Reed Smith announced earlier this month that it will cut billing rates and pay by 20 percent for 51 new associates joining the firm’s U.S. offices in January. New starting salaries will range from $130,000 in major markets to $110,000 in Pittsburgh.

Comments
B. McLeod
Nov 16, 2009 8:32 AM CST
Heh. Some “status.”
AndytheLawyer
Nov 16, 2009 10:47 AM CST
Risk-sharing? fine. How about reqard sharing? Under the new arrangement will Reed Smith non-equity partners be entitles to a share of the profits against their draws, or will they just continue to draw salaries?
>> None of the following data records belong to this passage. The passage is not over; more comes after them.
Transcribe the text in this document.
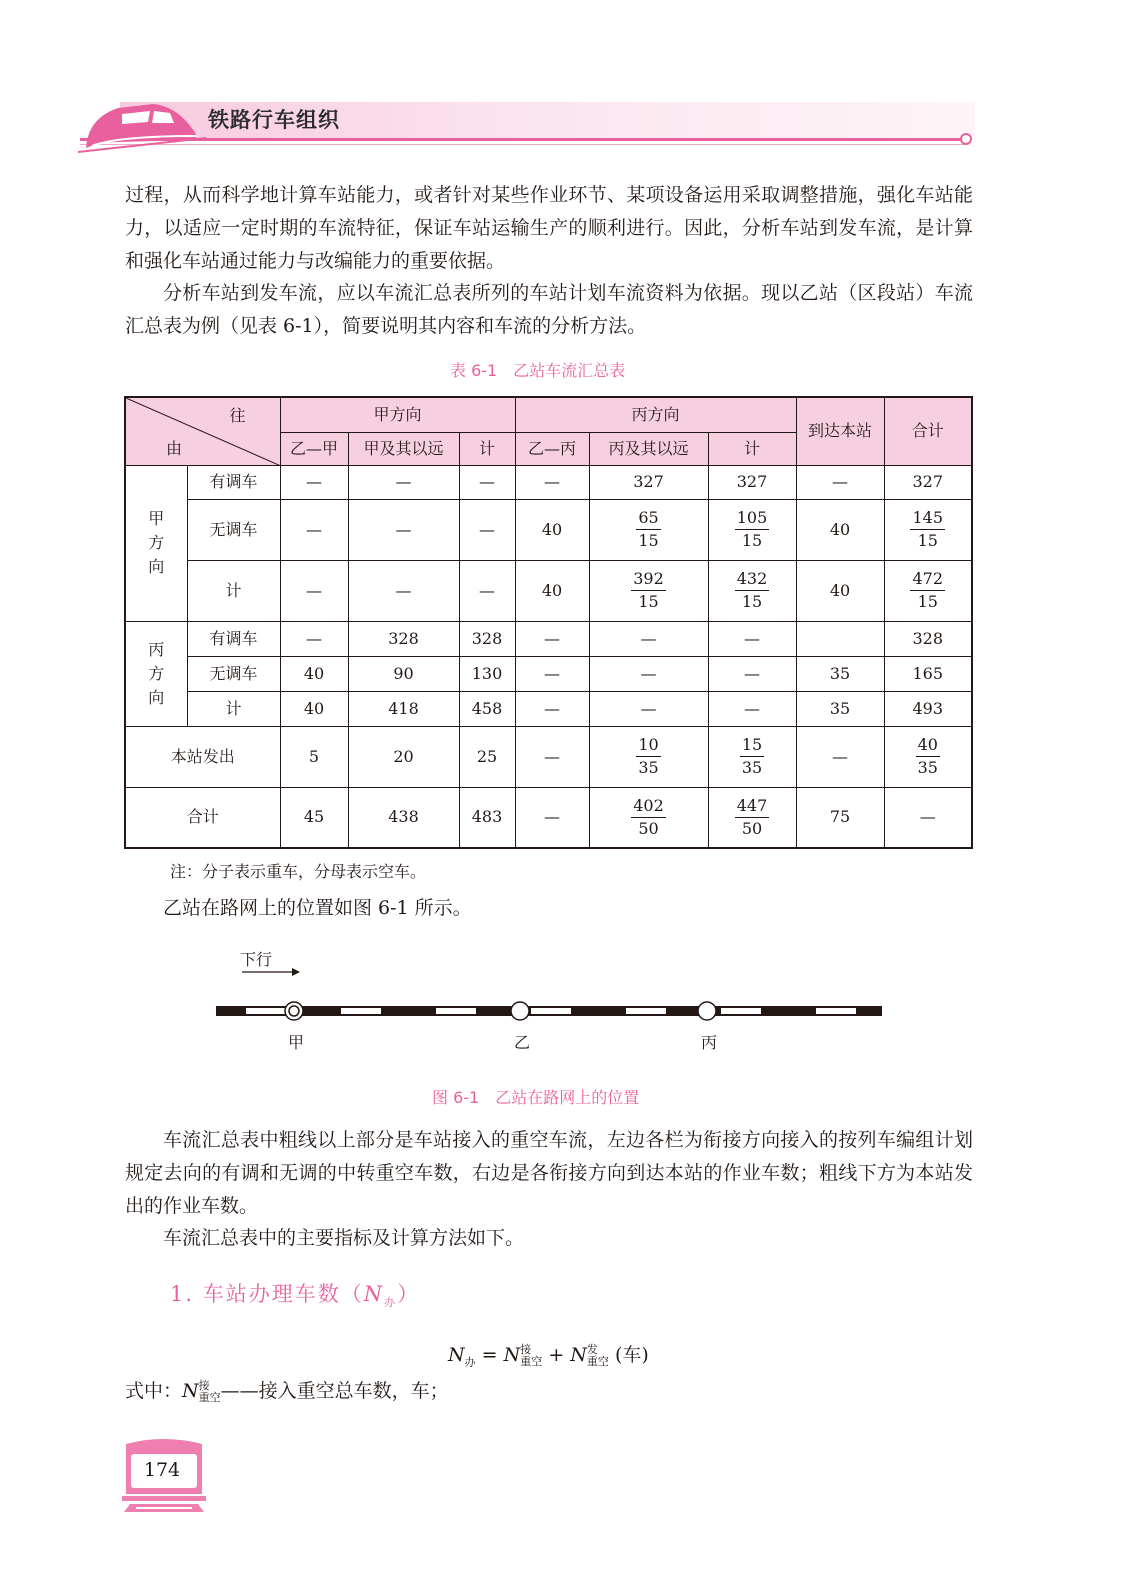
铁路行车组织

过程，从而科学地计算车站能力，或者针对某些作业环节、某项设备运用采取调整措施，强化车站能力，以适应一定时期的车流特征，保证车站运输生产的顺利进行。因此，分析车站到发车流，是计算和强化车站通过能力与改编能力的重要依据。

分析车站到发车流，应以车流汇总表所列的车站计划车流资料为依据。现以乙站（区段站）车流汇总表为例（见表 6-1），简要说明其内容和车流的分析方法。

表 6-1　乙站车流汇总表
往
由		甲方向			丙方向			到达本站	合计
		乙—甲	甲及其以远	计	乙—丙	丙及其以远	计		
甲方向	有调车	—	—	—	—	327	327	—	327
	无调车	—	—	—	40	$\frac{65}{15}$	$\frac{105}{15}$	40	$\frac{145}{15}$

	计	—	—	—	40	$\frac{392}{15}$	$\frac{432}{15}$	40	$\frac{472}{15}$

丙方向	有调车	—	328	328	—	—	—		328
	无调车	40	90	130	—	—	—	35	165
	计	40	418	458	—	—	—	35	493
本站发出		5	20	25	—	$\frac{10}{35}$	$\frac{15}{35}$	—	$\frac{40}{35}$

合计		45	438	483	—	$\frac{402}{50}$	$\frac{447}{50}$	75	—
注：分子表示重车，分母表示空车。

乙站在路网上的位置如图 6-1 所示。

下行
甲	乙	丙
图 6-1　乙站在路网上的位置

车流汇总表中粗线以上部分是车站接入的重空车流，左边各栏为衔接方向接入的按列车编组计划规定去向的有调和无调的中转重空车数，右边是各衔接方向到达本站的作业车数；粗线下方为本站发出的作业车数。

车流汇总表中的主要指标及计算方法如下。

1. 车站办理车数$(N_办)$
$N_办 = N$ 接
重空 + N 发
重空 (车)
式中：N 接
重空 ——接入重空总车数，车；
174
Looks to me like Reed Smith’s management is just squeezing the non-equity partners in a private and sensitive place to generate more cash flow for the equity partners’ benefit.
Dave
Nov 16, 2009 11:56 AM CST
I’m not a corporate law lawyer and I’m not an economist. But isn’t “equity” something like “capital” and isn’t “money” “capital” too? If so, aren’t these kickbacks simply putting in equity but not getting the status? At least one Reed Smith predecessor “deequitized” partners by giving them their money back. So is this different from “requitizing” by saying “give back the money we gave back to you”?
tim
Nov 16, 2009 12:24 PM CST
Is this a sign of cashflow problems at Reed Smith? Do we have another HellerEhrman collapse coming on soon?
B. McLeod
Nov 16, 2009 12:38 PM CST
Good question, Tim. In my opinion, cash calls on the “nonequity” “partners” is the handwriting on the wall. The smart ones will be packing their parachutes.
Strong?
Nov 16, 2009 2:05 PM CST
Storng year, so nonequity partners have to pay… am I reading it correctly? I agree with Tim and McLeod, time to pack up.
AndytheLawyer
Nov 20, 2009 8:47 AM CST
If this sprads, there will be a profession-wide ush of nonequity partners seeking promotion to associate status.
Mick
Nov 20, 2009 9:14 AM CST
At my firm, when we have a “strong” year, we give healthy bonuses to our non-equities. Since non-equities are usually solid contributors to firm profits, to ask them to pay back in a strong year would be a mistake. What’s next, in a really strong year, we ask the associates, paralegals, secretaries and mail and fax room staff to pay something back so that they have a financial stake in the firm? Bizarre.
Mikey
Nov 20, 2009 10:13 AM CST
Yeah, I don’t get this either. “Non-equity” partner, by its very definition, means you don’t have to contribute capital. I guess you can label it whatever you want, a la Geroge Orwell, but these partners would clearly no longer be “non-equity” partners. Also by definition, if they have supplied “equity” to the firm, then they are entitled to receive return on that equity. Clearly a cash grab by a firm in trouble.
Exfactor
Nov 20, 2009 10:27 AM CST
This is tricky legally. Most states have laws forbidding employees from being forced to give kickbacks. Calling someone a “partner” does not make them a partner—a court could find that a non-equity “partner” is an “employee” for purposes of enforcement of employment laws, including anti-kickback statutes. RS seems to be giving non-equity partners a vote to elect someone to the firm’s management committee, which is a strong step towards “partner” status, but it would by no means be dispositive in a hypothetical lawsuit where a non-equity partner claims he or she was in fact an “employee” forced to pay what he or she claims was a “kickback.”